Practical Soothing and Management Strategies

Managing colic focuses on providing comfort and helping the infant regulate their nervous system during crying episodes. One highly effective set of techniques, often referred to as the “5 S’s,” aims to mimic the soothing environment of the womb.

The 5 S’s

The 5 S’s include:

  • Swaddling, which provides a feeling of security.
  • The Side or Stomach position while holding the baby (never used for sleep).
  • Shushing (loud, continuous white noise).
  • Swinging (gentle, rhythmic motion).
  • Sucking (using a pacifier or finger).

Applying these sensory inputs together can interrupt the crying cycle by engaging the infant’s calming reflex. Consistency in using these methods can help the baby learn to self-regulate more effectively over time.

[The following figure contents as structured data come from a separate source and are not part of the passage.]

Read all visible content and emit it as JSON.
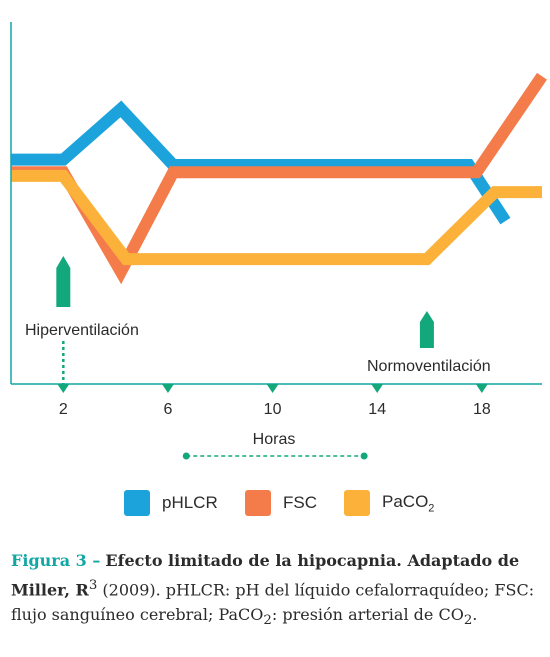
{
  "chart_data": {
    "type": "line",
    "xlabel": "Horas",
    "ylabel": "",
    "xlim": [
      0,
      20.3
    ],
    "ylim": [
      0,
      10
    ],
    "x_ticks": [
      2,
      6,
      10,
      14,
      18
    ],
    "grid": false,
    "legend_position": "bottom",
    "series": [
      {
        "name": "pHLCR",
        "color": "#1ca3dc",
        "x": [
          0,
          2,
          4.2,
          6.2,
          17.5,
          18.9
        ],
        "y": [
          6.2,
          6.2,
          7.6,
          6.05,
          6.05,
          4.5
        ]
      },
      {
        "name": "FSC",
        "color": "#f47c4b",
        "x": [
          0,
          2,
          4.2,
          6.2,
          17.8,
          20.3
        ],
        "y": [
          5.85,
          5.85,
          3.1,
          5.85,
          5.85,
          8.5
        ]
      },
      {
        "name": "PaCO2",
        "color": "#fbb13a",
        "x": [
          0,
          2,
          4.4,
          15.9,
          18.5,
          20.3
        ],
        "y": [
          5.75,
          5.75,
          3.45,
          3.45,
          5.3,
          5.3
        ]
      }
    ],
    "annotations": [
      {
        "text": "Hiperventilación",
        "x": 2
      },
      {
        "text": "Normoventilación",
        "x": 15.9
      }
    ],
    "duration_marker": {
      "from": 6.7,
      "to": 13.5
    }
  },
  "legend": [
    {
      "label": "pHLCR",
      "sub": "",
      "color": "#1ca3dc"
    },
    {
      "label": "FSC",
      "sub": "",
      "color": "#f47c4b"
    },
    {
      "label": "PaCO",
      "sub": "2",
      "color": "#fbb13a"
    }
  ],
  "caption": {
    "fig_label": "Figura 3 –",
    "title": "Efecto limitado de la hipocapnia. Adaptado de Miller, R",
    "ref_sup": "3",
    "text_1": "(2009). pHLCR: pH del líquido cefalorraquídeo; FSC: flujo sanguíneo cerebral; PaCO",
    "sub_1": "2",
    "text_2": ": presión arterial de CO",
    "sub_2": "2",
    "text_3": "."
  },
  "colors": {
    "axis": "#10a7a4",
    "arrow": "#13a87b",
    "text": "#2b2b2b",
    "accent": "#10a7a4"
  }
}
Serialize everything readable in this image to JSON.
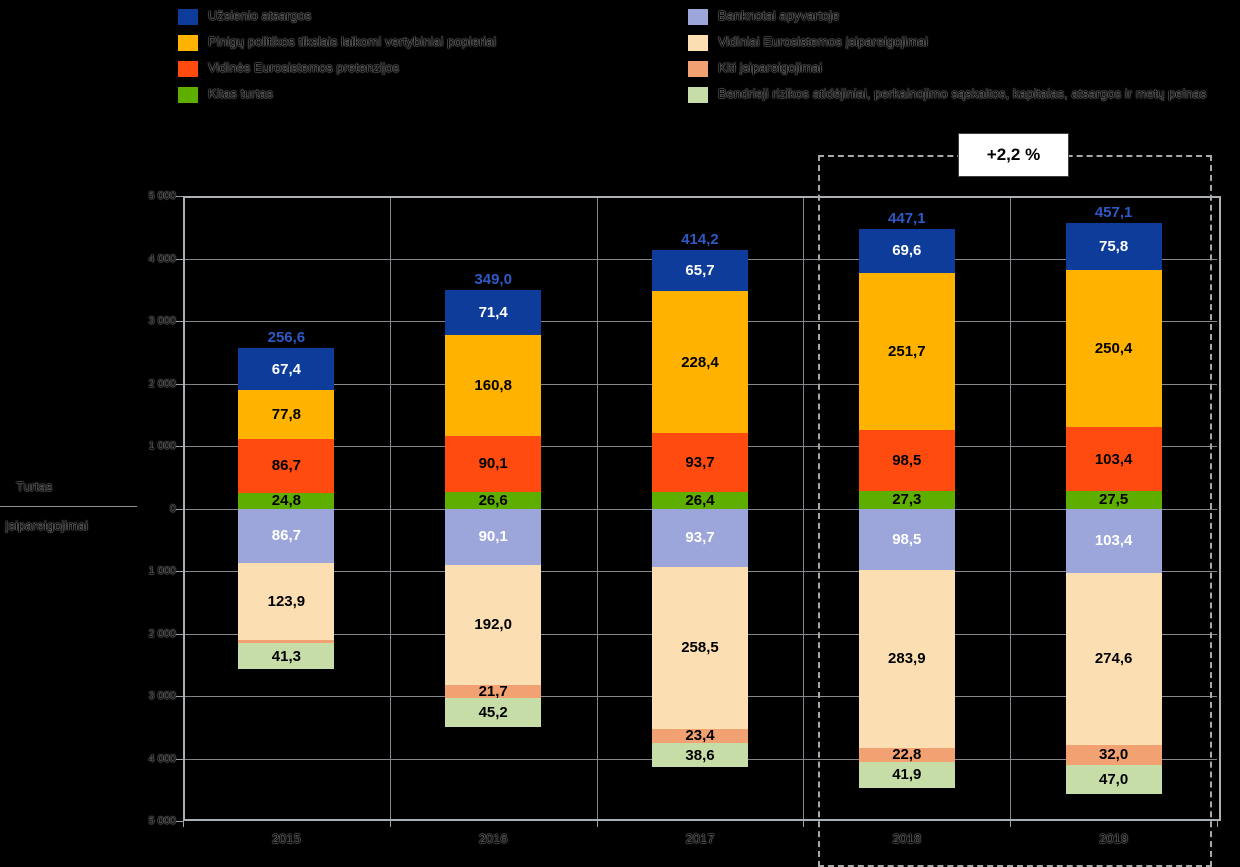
{
  "legend": {
    "left": [
      {
        "label": "Užsienio atsargos",
        "color": "#0D3C9B"
      },
      {
        "label": "Pinigų politikos tikslais laikomi vertybiniai popieriai",
        "color": "#FFB200"
      },
      {
        "label": "Vidinės Eurosistemos pretenzijos",
        "color": "#FF4B0F"
      },
      {
        "label": "Kitas turtas",
        "color": "#5EAE00"
      }
    ],
    "right": [
      {
        "label": "Banknotai apyvartoje",
        "color": "#9CA6DB"
      },
      {
        "label": "Vidiniai Eurosistemos įsipareigojimai",
        "color": "#FBDFB2"
      },
      {
        "label": "Kiti įsipareigojimai",
        "color": "#F2A272"
      },
      {
        "label": "Bendrieji rizikos atidėjiniai, perkainojimo sąskaitos, kapitalas, atsargos ir metų pelnas",
        "color": "#C7DDA7"
      }
    ]
  },
  "axis": {
    "title_top": "Turtas",
    "title_bottom": "Įsipareigojimai"
  },
  "annotation": {
    "text": "+2,2 %",
    "color": "#FF0000"
  },
  "chart_data": {
    "type": "bar",
    "stacked": true,
    "mirrored": true,
    "grid": true,
    "categories": [
      "2015",
      "2016",
      "2017",
      "2018",
      "2019"
    ],
    "totals": {
      "values": [
        256.6,
        349.0,
        414.2,
        447.1,
        457.1
      ],
      "labels": [
        "256,6",
        "349,0",
        "414,2",
        "447,1",
        "457,1"
      ],
      "label_color": "#2E59C6"
    },
    "assets_series": [
      {
        "name": "Užsienio atsargos",
        "color": "#0D3C9B",
        "text_color": "#FFFFFF",
        "values": [
          67.4,
          71.4,
          65.7,
          69.6,
          75.8
        ],
        "labels": [
          "67,4",
          "71,4",
          "65,7",
          "69,6",
          "75,8"
        ]
      },
      {
        "name": "Pinigų politikos tikslais laikomi vertybiniai popieriai",
        "color": "#FFB200",
        "text_color": "#000000",
        "values": [
          77.8,
          160.8,
          228.4,
          251.7,
          250.4
        ],
        "labels": [
          "77,8",
          "160,8",
          "228,4",
          "251,7",
          "250,4"
        ]
      },
      {
        "name": "Vidinės Eurosistemos pretenzijos",
        "color": "#FF4B0F",
        "text_color": "#000000",
        "values": [
          86.7,
          90.1,
          93.7,
          98.5,
          103.4
        ],
        "labels": [
          "86,7",
          "90,1",
          "93,7",
          "98,5",
          "103,4"
        ]
      },
      {
        "name": "Kitas turtas",
        "color": "#5EAE00",
        "text_color": "#000000",
        "values": [
          24.8,
          26.6,
          26.4,
          27.3,
          27.5
        ],
        "labels": [
          "24,8",
          "26,6",
          "26,4",
          "27,3",
          "27,5"
        ]
      }
    ],
    "liabilities_series": [
      {
        "name": "Banknotai apyvartoje",
        "color": "#9CA6DB",
        "text_color": "#FFFFFF",
        "values": [
          86.7,
          90.1,
          93.7,
          98.5,
          103.4
        ],
        "labels": [
          "86,7",
          "90,1",
          "93,7",
          "98,5",
          "103,4"
        ]
      },
      {
        "name": "Vidiniai Eurosistemos įsipareigojimai",
        "color": "#FBDFB2",
        "text_color": "#000000",
        "values": [
          123.9,
          192.0,
          258.5,
          283.9,
          274.6
        ],
        "labels": [
          "123,9",
          "192,0",
          "258,5",
          "283,9",
          "274,6"
        ]
      },
      {
        "name": "Kiti įsipareigojimai",
        "color": "#F2A272",
        "text_color": "#000000",
        "values": [
          4.9,
          21.7,
          23.4,
          22.8,
          32.0
        ],
        "labels": [
          "",
          "21,7",
          "23,4",
          "22,8",
          "32,0"
        ]
      },
      {
        "name": "Bendrieji rizikos atidėjiniai, perkainojimo sąskaitos, kapitalas, atsargos ir metų pelnas",
        "color": "#C7DDA7",
        "text_color": "#000000",
        "values": [
          41.3,
          45.2,
          38.6,
          41.9,
          47.0
        ],
        "labels": [
          "41,3",
          "45,2",
          "38,6",
          "41,9",
          "47,0"
        ]
      }
    ],
    "y_ticks": [
      "5 000",
      "4 000",
      "3 000",
      "2 000",
      "1 000",
      "0",
      "1 000",
      "2 000",
      "3 000",
      "4 000",
      "5 000"
    ],
    "y_axis_label_top": "Turtas",
    "y_axis_label_bottom": "Įsipareigojimai",
    "highlight": {
      "categories": [
        "2018",
        "2019"
      ],
      "annotation": "+2,2 %"
    }
  }
}
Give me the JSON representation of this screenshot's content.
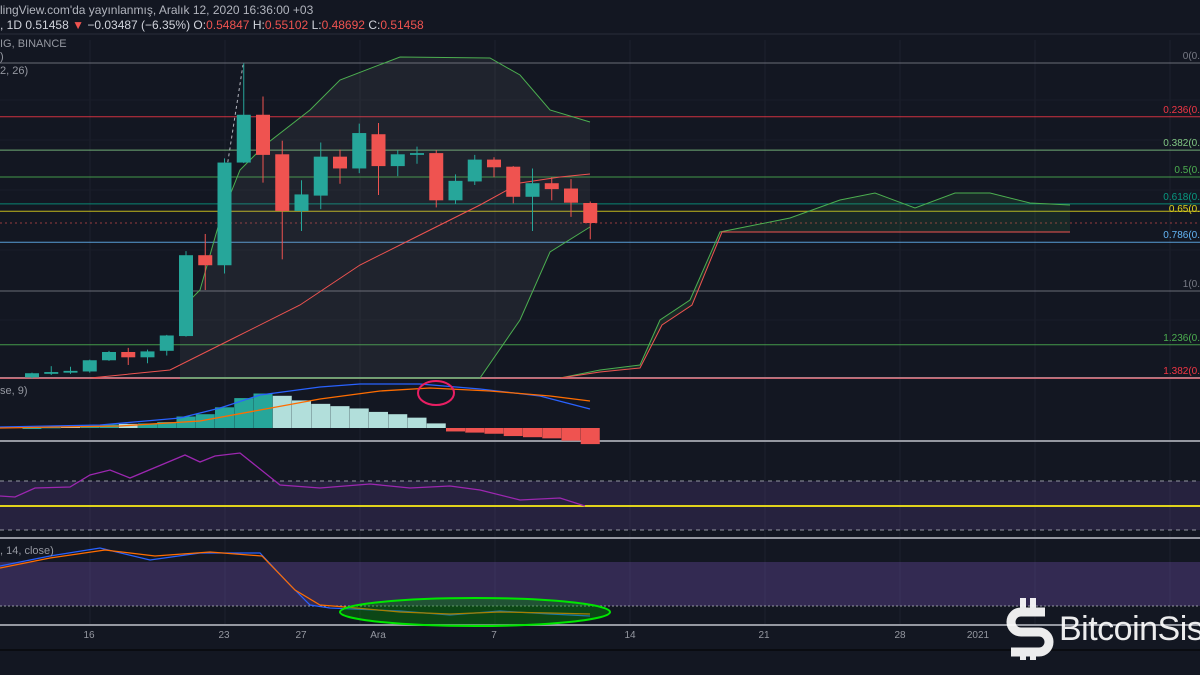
{
  "header": {
    "published": "lingView.com'da yayınlanmış, Aralık 12, 2020 16:36:00 +03",
    "symbol_prefix": ", 1D",
    "last": "0.51458",
    "change": "−0.03487 (−6.35%)",
    "o_label": "O:",
    "o": "0.54847",
    "h_label": "H:",
    "h": "0.55102",
    "l_label": "L:",
    "l": "0.48692",
    "c_label": "C:",
    "c": "0.51458",
    "down_arrow": "▼"
  },
  "labels": {
    "exchange": "IG, BINANCE",
    "fib_ind": ")",
    "ichimoku": "2, 26)",
    "macd": "se, 9)",
    "stoch": ", 14, close)"
  },
  "fib_levels": [
    {
      "level": 0,
      "label": "0(0.",
      "color": "#787b86"
    },
    {
      "level": 0.236,
      "label": "0.236(0.",
      "color": "#f23645"
    },
    {
      "level": 0.382,
      "label": "0.382(0.",
      "color": "#81c784"
    },
    {
      "level": 0.5,
      "label": "0.5(0.",
      "color": "#4caf50"
    },
    {
      "level": 0.618,
      "label": "0.618(0.",
      "color": "#089981"
    },
    {
      "level": 0.65,
      "label": "0.65(0.",
      "color": "#e0d31b"
    },
    {
      "level": 0.786,
      "label": "0.786(0.",
      "color": "#64b5f6"
    },
    {
      "level": 1,
      "label": "1(0.",
      "color": "#787b86"
    },
    {
      "level": 1.236,
      "label": "1.236(0.",
      "color": "#4caf50"
    },
    {
      "level": 1.382,
      "label": "1.382(0.",
      "color": "#f23645"
    }
  ],
  "x_axis": [
    "16",
    "23",
    "27",
    "Ara",
    "7",
    "14",
    "21",
    "28",
    "2021"
  ],
  "watermark": "BitcoinSis",
  "colors": {
    "background": "#131722",
    "up": "#26a69a",
    "down": "#ef5350",
    "rsi": "#9c27b0",
    "highlight_ellipse_macd": "#e91e63",
    "highlight_ellipse_stoch": "#00e600"
  },
  "chart_data": {
    "type": "candlestick",
    "interval": "1D",
    "exchange": "BINANCE",
    "x_start": "2020-11-13",
    "x_end": "2020-12-12",
    "candles": [
      [
        0.253,
        0.261,
        0.251,
        0.26
      ],
      [
        0.259,
        0.272,
        0.257,
        0.262
      ],
      [
        0.261,
        0.271,
        0.259,
        0.264
      ],
      [
        0.263,
        0.283,
        0.261,
        0.282
      ],
      [
        0.282,
        0.298,
        0.281,
        0.296
      ],
      [
        0.296,
        0.303,
        0.274,
        0.287
      ],
      [
        0.287,
        0.3,
        0.277,
        0.297
      ],
      [
        0.298,
        0.325,
        0.29,
        0.324
      ],
      [
        0.323,
        0.467,
        0.322,
        0.46
      ],
      [
        0.46,
        0.496,
        0.401,
        0.443
      ],
      [
        0.443,
        0.624,
        0.429,
        0.617
      ],
      [
        0.617,
        0.785,
        0.616,
        0.698
      ],
      [
        0.698,
        0.729,
        0.583,
        0.63
      ],
      [
        0.631,
        0.654,
        0.453,
        0.535
      ],
      [
        0.535,
        0.587,
        0.501,
        0.563
      ],
      [
        0.561,
        0.651,
        0.538,
        0.627
      ],
      [
        0.627,
        0.639,
        0.581,
        0.607
      ],
      [
        0.607,
        0.683,
        0.599,
        0.667
      ],
      [
        0.665,
        0.684,
        0.562,
        0.611
      ],
      [
        0.611,
        0.638,
        0.594,
        0.631
      ],
      [
        0.63,
        0.644,
        0.615,
        0.633
      ],
      [
        0.633,
        0.638,
        0.541,
        0.553
      ],
      [
        0.553,
        0.597,
        0.547,
        0.586
      ],
      [
        0.585,
        0.63,
        0.579,
        0.622
      ],
      [
        0.622,
        0.626,
        0.592,
        0.609
      ],
      [
        0.61,
        0.611,
        0.548,
        0.559
      ],
      [
        0.559,
        0.607,
        0.501,
        0.582
      ],
      [
        0.582,
        0.592,
        0.553,
        0.572
      ],
      [
        0.573,
        0.589,
        0.525,
        0.549
      ],
      [
        0.54847,
        0.55102,
        0.48692,
        0.51458
      ]
    ],
    "candle_fields": [
      "open",
      "high",
      "low",
      "close"
    ],
    "indicators": [
      "Fibonacci retracement",
      "Ichimoku",
      "Bollinger Bands",
      "MACD",
      "RSI",
      "Stochastic RSI"
    ]
  }
}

Physical and Dietary Adjustments

Physical interventions targeting digestive discomfort can offer relief. Gently massaging the baby’s abdomen in a clockwise circular motion can help move trapped gas through the intestines. Performing “bicycle legs” by gently pumping the infant’s legs toward their belly can assist in expelling gas and relieving bloating.

Adjustments to feeding practices can alleviate symptoms related to air intake. Ensuring a proper latch during breastfeeding or using specialized bottles designed to reduce air swallowing can minimize the amount of gas entering the stomach. Burping the baby frequently during and after feedings is a practical step to manage gas accumulation.

If a formula-fed infant is suspected of having a protein sensitivity, a pediatrician may recommend a trial change to a hydrolyzed formula. For breastfed babies, temporarily eliminating common allergens like dairy or soy from the maternal diet may be suggested, but this should always be done under professional medical guidance.

When to Seek Medical Guidance

While colic is generally a benign and self-limiting condition, it is always prudent to consult a healthcare provider to ensure the crying is not a symptom of an underlying medical issue. Colic typically resolves spontaneously between three and four months of age, but parents should be aware of warning signs that indicate something more serious than typical fussiness.

Parents should seek immediate medical evaluation if the infant exhibits “red flag” symptoms alongside the crying. These concerning signs include a fever, forceful or projectile vomiting, or the presence of blood or mucus in the stool. A sudden change in behavior, such as extreme lethargy or refusal to feed, also warrants urgent attention.

Monitoring the infant’s growth is important; poor weight gain or fewer wet diapers may indicate a feeding problem rather than simple colic. A doctor can perform a physical examination and necessary tests to rule out conditions like reflux or infection, providing reassurance or an alternative diagnosis.